Embracing New Veggies

As a kid, I had a tremendous advantage. My parents had already raised seven kids so they didn’t have much willpower by the time I came around.

I didn’t grow up without discipline, but it seems as if they simply gave up trying to maintain an advantage in certain areas of life.

One of these was certainly vegetables. I really had no fear of having to eat my vegetables if I didn’t want to. I don’t really know how all of this developed. It just did. I said I didn’t want to eat peas or corn or anything like that. They didn’t have the energy to fight it. My siblings protested.

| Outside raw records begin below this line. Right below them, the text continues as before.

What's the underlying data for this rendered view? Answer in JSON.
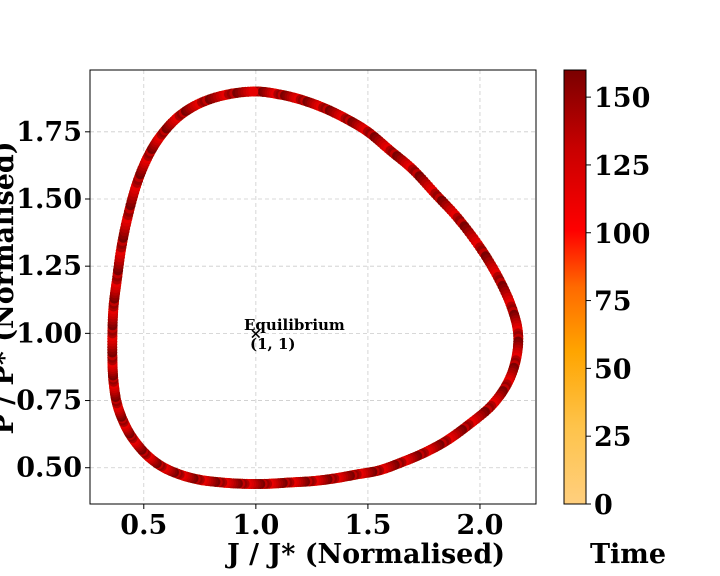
{
  "chart_data": {
    "type": "scatter",
    "xlabel": "J / J* (Normalised)",
    "ylabel": "P / P* (Normalised)",
    "xlim": [
      0.26,
      2.25
    ],
    "ylim": [
      0.365,
      1.98
    ],
    "x_ticks": [
      "0.5",
      "1.0",
      "1.5",
      "2.0"
    ],
    "y_ticks": [
      "0.50",
      "0.75",
      "1.00",
      "1.25",
      "1.50",
      "1.75"
    ],
    "grid": true,
    "colorbar": {
      "label": "Time",
      "range": [
        0,
        160
      ],
      "ticks": [
        "0",
        "25",
        "50",
        "75",
        "100",
        "125",
        "150"
      ],
      "colormap": [
        "#ffcf7e",
        "#fec34a",
        "#ffa500",
        "#ff6a00",
        "#ff0000",
        "#c80000",
        "#7a0000"
      ]
    },
    "annotation": {
      "text_line1": "Equilibrium",
      "text_line2": "(1, 1)",
      "marker": "×",
      "x": 1.0,
      "y": 1.0
    },
    "series": [
      {
        "points": [
          [
            1.0,
            1.9
          ],
          [
            1.1,
            1.89
          ],
          [
            1.2,
            1.87
          ],
          [
            1.3,
            1.84
          ],
          [
            1.4,
            1.8
          ],
          [
            1.5,
            1.75
          ],
          [
            1.6,
            1.68
          ],
          [
            1.7,
            1.61
          ],
          [
            1.8,
            1.52
          ],
          [
            1.9,
            1.43
          ],
          [
            2.0,
            1.32
          ],
          [
            2.08,
            1.21
          ],
          [
            2.14,
            1.1
          ],
          [
            2.17,
            1.0
          ],
          [
            2.16,
            0.9
          ],
          [
            2.12,
            0.81
          ],
          [
            2.05,
            0.73
          ],
          [
            1.95,
            0.66
          ],
          [
            1.85,
            0.6
          ],
          [
            1.75,
            0.555
          ],
          [
            1.65,
            0.52
          ],
          [
            1.55,
            0.49
          ],
          [
            1.45,
            0.475
          ],
          [
            1.35,
            0.46
          ],
          [
            1.25,
            0.45
          ],
          [
            1.15,
            0.445
          ],
          [
            1.05,
            0.44
          ],
          [
            0.95,
            0.44
          ],
          [
            0.85,
            0.445
          ],
          [
            0.75,
            0.455
          ],
          [
            0.66,
            0.475
          ],
          [
            0.58,
            0.505
          ],
          [
            0.51,
            0.55
          ],
          [
            0.45,
            0.61
          ],
          [
            0.41,
            0.67
          ],
          [
            0.38,
            0.74
          ],
          [
            0.365,
            0.82
          ],
          [
            0.36,
            0.9
          ],
          [
            0.36,
            1.0
          ],
          [
            0.365,
            1.1
          ],
          [
            0.38,
            1.2
          ],
          [
            0.4,
            1.32
          ],
          [
            0.43,
            1.44
          ],
          [
            0.47,
            1.56
          ],
          [
            0.52,
            1.66
          ],
          [
            0.58,
            1.74
          ],
          [
            0.66,
            1.81
          ],
          [
            0.76,
            1.86
          ],
          [
            0.88,
            1.89
          ]
        ]
      }
    ]
  }
}
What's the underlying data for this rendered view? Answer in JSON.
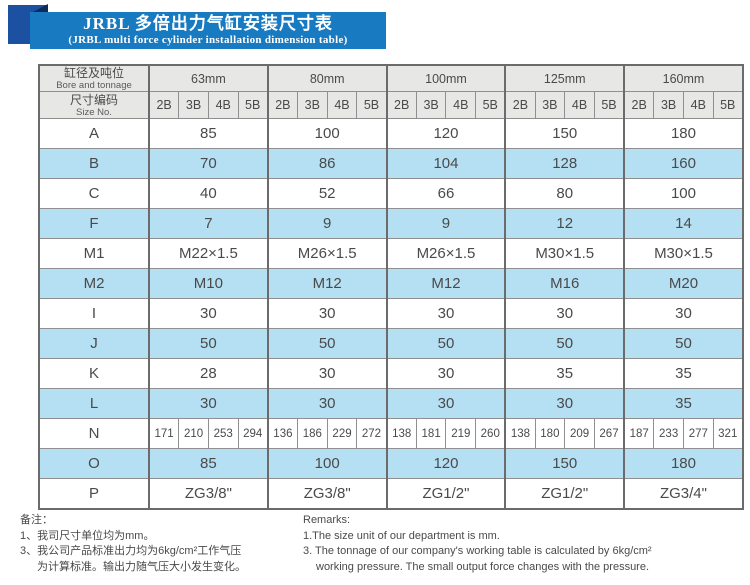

As far as I’m concerned, I was merely getting some sort of karmic payback for all the torture I endured from my older brothers. They may have had to eat lima beans, but I got wedgies. Lots of them.

Anyway, over the years, I have developed a reputation for hating vegetables. Mainly because I make fun of vegetables. In reality, I talk a good game.

I eat more vegetables than ever before now. Granted, the list is not that long, but the situation has greatly improved since my childhood. I willingly add certain veggies to my plate when we have them for dinner. I might even go for seconds of sometimes. I sometimes eat a salad as my whole meal.

My wife jokingly tries to get me to eat some her favorites which are not on my list. Just recently, she took the joke a little further and snuck some spinach – which I don’t dislike that much – into a soup she made and tried to pass it off as something else. I totally busted her on that.

I enjoy the veggies I enjoy. Let’s just leave it at that. Then, something happened recently.

A friend gave Maria a rutabaga. She had to tell me it was a rutabaga because I had never seen a rutabaga. In fact, you could probably have convinced me that no such vegetable existed and the word was just a piece of nonsense.

But we had a big honking rutabaga in the house and had to do something with it. In a moment of weakness, I agreed to eat rutabaga. Maria promised me that she would find a recipe which I would enjoy, and she did. I even took leftovers with me to work one day.

Like a good gambler in Vegas, she decided to press her luck. That’s how I ended up eating a dinner built around cabbage.

Sure, it had some meat and rice and a few other things, but I sat down and actually ate almost all of my serving. I didn’t even have to choke it down. It didn’t taste that bad.

I don’t even know who I am anymore. Especially since I will probably try rutabaga and cabbage again at some point. At some point, I’m going to have to go eat a big plate of chicken wings to restore the balance in my blood stream.